Theorie Kolloquium | January 24, 16:30

Computationally Universal Phases of Quantum Matter

Robert Raussendorf

Measurement based quantum computation is a scheme of universal quantum computation in which the computational process is driven by measurements alone [1]. No unitary evolution takes place. In fact, the measurements employed are all local, and thus the computational power hinges on the initial quantum state—hence called the resource state. Some resource states give universal computational power, but most quantum states in Hilbert space provide no computational power at all [2]. This picture changes in the presence of symmetry.
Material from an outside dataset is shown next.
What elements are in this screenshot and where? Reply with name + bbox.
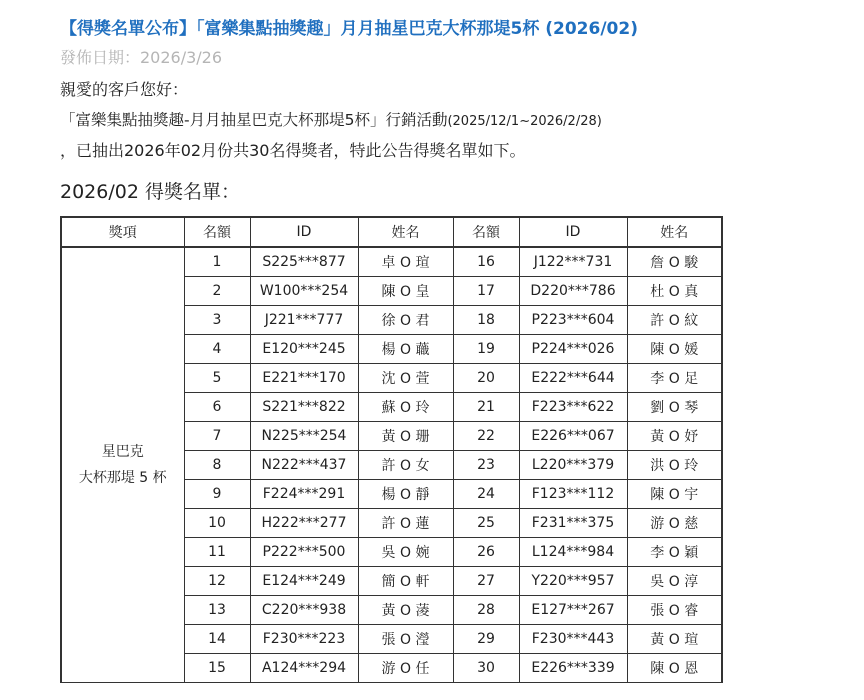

Namely, for phases of ground states of symmetric Hamiltonians, i.e., symmetry-protected topological (SPT) phases, it has been found that computational power is uniform across those phases. This observation gave rise to the term `computational phases of quantum matter’ [3,4]. In my talk, I give a short history of this line of research, and then present examples of symmetry protected quantum phases that have universal computational power [5 - 7]. Joint work with: C. Okay, D.-S. Wang, D.T. Stephen, J. Bermejo-Vega, A. Prakash, and H.P. Nautrup. [1] R. Raussendorf and H.J.Briegel, Phys. Rev. Lett. 86, 5188 (2001). [2] D. Gross, S. T. Flammia, and J. Eisert, Phys. Rev. Lett. 102, 190501 (2009). [3] A. C. Doherty and S. D. Bartlett, Phys. Rev. Lett. 103, 020506 (2009). [4] A. Miyake, Phys. Rev. Lett. 105, 040501 (2010). [5] R. Raussendorf et al., Phys. Rev. Lett. 122, 090501 (2019). [6] D.T. Stephen et al., Quantum 3, 142 (2019). [7] A.K. Daniel, R.N. Alexander, A. Miyake, Quantum 4, 228 (2020).